So, I have some students who wrote a google form survey. The survey is in string form where they select a drop down menu that has options like:
I do not feel sad
I feel sad some of the times
I often feel sad
I feel sad all the time
This is a type of question modeled after the beck depression inventory. Each item is associated with a 0,1,2,3, respectively.

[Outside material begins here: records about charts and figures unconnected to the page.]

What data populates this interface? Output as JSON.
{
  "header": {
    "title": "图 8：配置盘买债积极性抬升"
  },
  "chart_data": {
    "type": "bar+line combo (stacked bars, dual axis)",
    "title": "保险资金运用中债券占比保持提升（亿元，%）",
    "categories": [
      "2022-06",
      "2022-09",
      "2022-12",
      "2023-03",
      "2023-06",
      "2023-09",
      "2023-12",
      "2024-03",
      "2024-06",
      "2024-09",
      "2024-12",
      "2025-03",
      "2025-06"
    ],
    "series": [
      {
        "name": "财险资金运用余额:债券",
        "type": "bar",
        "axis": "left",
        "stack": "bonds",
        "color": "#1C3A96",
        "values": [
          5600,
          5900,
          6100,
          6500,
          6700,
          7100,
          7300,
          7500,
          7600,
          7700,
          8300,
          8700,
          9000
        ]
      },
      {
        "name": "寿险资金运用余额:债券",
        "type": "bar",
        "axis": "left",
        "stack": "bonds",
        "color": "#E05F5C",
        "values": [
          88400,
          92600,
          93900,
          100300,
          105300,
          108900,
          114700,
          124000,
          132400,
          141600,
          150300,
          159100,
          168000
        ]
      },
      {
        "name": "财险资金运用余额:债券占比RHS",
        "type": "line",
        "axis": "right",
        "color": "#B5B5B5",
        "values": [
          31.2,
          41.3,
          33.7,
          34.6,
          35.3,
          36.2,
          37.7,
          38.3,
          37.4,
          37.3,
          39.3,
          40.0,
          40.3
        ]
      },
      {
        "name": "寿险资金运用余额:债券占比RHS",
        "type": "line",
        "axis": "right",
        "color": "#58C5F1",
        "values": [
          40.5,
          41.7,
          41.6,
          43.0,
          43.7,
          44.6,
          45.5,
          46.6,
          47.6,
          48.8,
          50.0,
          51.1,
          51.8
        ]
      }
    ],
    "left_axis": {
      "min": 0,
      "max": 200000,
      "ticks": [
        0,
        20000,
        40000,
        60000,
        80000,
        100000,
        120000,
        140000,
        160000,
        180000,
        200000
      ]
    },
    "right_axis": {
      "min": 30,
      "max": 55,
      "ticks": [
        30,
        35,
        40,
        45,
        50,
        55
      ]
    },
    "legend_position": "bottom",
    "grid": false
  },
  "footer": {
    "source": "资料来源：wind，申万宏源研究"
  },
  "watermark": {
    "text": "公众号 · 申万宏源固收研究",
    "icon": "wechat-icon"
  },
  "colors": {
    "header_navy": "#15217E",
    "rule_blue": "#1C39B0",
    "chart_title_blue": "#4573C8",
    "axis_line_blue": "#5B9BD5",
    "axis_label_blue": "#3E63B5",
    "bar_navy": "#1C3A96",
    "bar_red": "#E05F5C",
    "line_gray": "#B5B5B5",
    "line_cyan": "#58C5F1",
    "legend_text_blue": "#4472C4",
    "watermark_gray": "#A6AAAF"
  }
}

There are some 20 of these variables.
So, I have 2 data frames.
df1 has the survey data (strings of responses). Here are 2 of those variables
head(df1[1:7,c('sad','optimism')])
sad optimism
<chr> <chr>
1 Throughout the day I sometimes feel sad I am somewhat optimistic about my future
2 Throughout the day I sometimes feel sad I am somewhat optimistic about my future
3 Throughout the day I sometimes feel happy I feel discouraged about the future
4 Throughout the day I sometimes feel happy I am optimistic about my future
5 Throughout the day I sometimes feel happy I am somewhat optimistic about my future
6 Throughout the day I sometimes feel happy I am somewhat optimistic about my future
7 Throughout the day I sometimes feel happy I feel discouraged about the future
df2 has a key of conditions
head(df2[1:4,c('sad','optimism')])
sad optimism
<chr> <chr>
1 Throughout the day I feel happy I am optimistic about my future
2 Throughout the day I sometimes feel … I am somewhat optimistic about my future
3 Throughout the day I sometimes feel … I feel discouraged about the future
4 Throughout the day I feel sad I feel the future is hopeless and that things cannot …
The variable names are the same in each dataframe.
I want to use dplyr's case_when
using pipes to take each variable from df1 and compare it to the appropriate column in df2.
The following code actually works at converting the string to a number, but if you notice the case_when conditional
checks the entire row of the dataframe, which is completely unnecessary. I want check simply the df1$sad
variable from the survey with the df2$sad
of the key.
df1 %>% mutate(across(x,~case_when(
# The following lines of code checks a given record statement
# with ALL columns. Should only check indexed column
. %in% df2[2,] ~ 0, #checks across all variables in df2; I just want to check a single column
. %in% df2[3,] ~ 1,
. %in% df2[4,] ~ 2,
. %in% df2[5,] ~ 3)))
So, some questions:
- I'm not sure case_when can do this
- If it does, I'm wondering if I need to use some dot notation
- or maybe there is a better solution
possible answers that I don't understand (yet)
[1.]: dplyr case_when This might be the best bet...Not sure how to wrap my head around it all.
[2.]: dplyr case_when Programmatically
- dplyr case_when multiple cases looks promising